Si può, dopo una vita nello sport, avere ancora voglia di arrivare prima delle altre? "Sì, se ami lo sport. Non conosco Schumacher, ma se devo paragonarmi a qualcuno scelgo lui. Mi piace la sua meticolosità, perché io sono uguale. Sempre stata così, tutto doveva essere perfetto, ieri l'inclinazione del fioretto, la punta al millimetro, l'impugnatura, oggi la sella, il manubrio, i pedali. Forse per i miei tempi ero un personaggio troppo indipendente, l'Italia poi è maschilista, non è un paese che brilli per favorire le donne. Ama avere le campionesse, ma fa poco per stimolarle. In tv lo sport è quasi solo quello degli uomini, perché quello delle ragazze viene oscurato. E questo non aiuta la pratica. Se le mie figlie mi seguono? La grande se ne frega o forse si vendica del fatto che sin da bambina l'ho sempre portata con me in pedana e la piccola invece lamenta la mia assenza. Tra Vezzali e Trillini la prima ha qualcosa in più, è più iena in pedana, più tignosa, più determinata.

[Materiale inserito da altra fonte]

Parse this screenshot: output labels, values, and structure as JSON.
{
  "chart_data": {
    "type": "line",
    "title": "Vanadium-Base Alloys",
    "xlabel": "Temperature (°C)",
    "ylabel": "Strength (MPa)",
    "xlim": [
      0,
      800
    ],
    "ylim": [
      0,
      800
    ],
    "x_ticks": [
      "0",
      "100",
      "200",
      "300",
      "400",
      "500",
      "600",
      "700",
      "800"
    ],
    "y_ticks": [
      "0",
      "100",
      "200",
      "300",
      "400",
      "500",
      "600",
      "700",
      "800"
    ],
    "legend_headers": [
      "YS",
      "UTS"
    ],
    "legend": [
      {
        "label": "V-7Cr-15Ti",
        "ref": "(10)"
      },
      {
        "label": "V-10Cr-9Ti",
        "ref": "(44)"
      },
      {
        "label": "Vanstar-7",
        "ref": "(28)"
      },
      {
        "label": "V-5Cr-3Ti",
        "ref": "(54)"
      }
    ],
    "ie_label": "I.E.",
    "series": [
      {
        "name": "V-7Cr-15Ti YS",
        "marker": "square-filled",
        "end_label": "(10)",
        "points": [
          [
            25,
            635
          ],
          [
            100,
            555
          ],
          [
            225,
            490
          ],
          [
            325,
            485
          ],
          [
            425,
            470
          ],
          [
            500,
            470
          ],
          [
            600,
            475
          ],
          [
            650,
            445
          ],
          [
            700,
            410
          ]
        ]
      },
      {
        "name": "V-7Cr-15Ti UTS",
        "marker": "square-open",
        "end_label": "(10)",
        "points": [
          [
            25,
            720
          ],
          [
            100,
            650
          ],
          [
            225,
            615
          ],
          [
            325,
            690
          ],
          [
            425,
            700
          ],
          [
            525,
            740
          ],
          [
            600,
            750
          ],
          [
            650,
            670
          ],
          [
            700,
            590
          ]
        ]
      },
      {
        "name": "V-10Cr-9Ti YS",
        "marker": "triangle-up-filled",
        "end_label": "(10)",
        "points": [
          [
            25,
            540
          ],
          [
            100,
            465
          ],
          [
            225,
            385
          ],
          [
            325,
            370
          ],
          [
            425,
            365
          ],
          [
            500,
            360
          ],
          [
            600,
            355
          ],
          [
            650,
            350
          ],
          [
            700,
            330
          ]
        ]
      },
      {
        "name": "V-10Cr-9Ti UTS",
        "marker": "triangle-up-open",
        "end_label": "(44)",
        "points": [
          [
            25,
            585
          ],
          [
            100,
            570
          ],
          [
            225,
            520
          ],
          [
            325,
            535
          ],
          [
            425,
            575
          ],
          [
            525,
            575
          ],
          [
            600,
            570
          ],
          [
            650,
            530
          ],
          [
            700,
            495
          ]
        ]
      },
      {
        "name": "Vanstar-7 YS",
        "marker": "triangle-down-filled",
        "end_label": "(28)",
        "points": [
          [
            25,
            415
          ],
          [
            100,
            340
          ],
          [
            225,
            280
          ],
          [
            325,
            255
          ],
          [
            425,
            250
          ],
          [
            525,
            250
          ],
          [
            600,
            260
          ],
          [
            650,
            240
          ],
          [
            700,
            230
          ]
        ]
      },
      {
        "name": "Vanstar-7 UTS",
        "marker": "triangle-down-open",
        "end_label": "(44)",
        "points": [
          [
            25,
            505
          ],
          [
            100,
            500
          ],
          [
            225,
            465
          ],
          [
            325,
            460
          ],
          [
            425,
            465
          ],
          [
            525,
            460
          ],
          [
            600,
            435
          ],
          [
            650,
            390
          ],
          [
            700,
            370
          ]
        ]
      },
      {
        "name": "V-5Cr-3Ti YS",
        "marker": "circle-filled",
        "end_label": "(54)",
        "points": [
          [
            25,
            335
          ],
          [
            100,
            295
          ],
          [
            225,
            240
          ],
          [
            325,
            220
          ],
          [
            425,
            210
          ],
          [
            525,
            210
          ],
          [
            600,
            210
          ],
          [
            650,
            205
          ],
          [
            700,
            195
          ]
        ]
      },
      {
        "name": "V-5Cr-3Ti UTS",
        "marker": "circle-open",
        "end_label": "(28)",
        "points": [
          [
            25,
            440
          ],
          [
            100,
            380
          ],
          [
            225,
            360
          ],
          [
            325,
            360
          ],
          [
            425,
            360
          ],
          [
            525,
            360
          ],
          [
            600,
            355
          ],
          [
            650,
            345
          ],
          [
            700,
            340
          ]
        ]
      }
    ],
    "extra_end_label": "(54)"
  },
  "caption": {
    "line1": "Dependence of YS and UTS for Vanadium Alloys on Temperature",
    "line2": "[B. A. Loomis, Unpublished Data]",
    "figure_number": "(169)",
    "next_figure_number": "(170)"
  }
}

Potrebbe correre con me in bici, sì ce la vedo fare un altro sport".

Cosa chiede a questo nuovo inizio? "Di imparare ad andare forte. Non sono un bluff, l'anno scorso ho vinto i campionati italiani e anche tutte le gare di gran fondo alle quali ho partecipato. E' stata una soddisfazione battere Paola Pezzo in volata. E' capitato, eppure sembrava impossibile".

Dorina, non è una malattia, questa di non saper smettere? "Certo, ma tutti i campioni dello sport sono malati. Di protagonismo, di fama, d'immortalità. E quando scendi dal podio cadi in depressione. Capita a tutti, finire nell'ombra non è piacevole, vedi Pantani. Bisogna spostare il confronto un po' più in là, uno ci prova, ma le soddisfazioni non sono le stesse. Io sono andata avanti anche caricandomi dei debiti per la palestra, tutto serve per sentirsi vivi. Perché lo sport ti dà veramente un attimo d'infinito, ti accende il colore, come fai poi ad accontentarti del bianco e nero? Per questo comincio di nuovo. Per non spegnermi".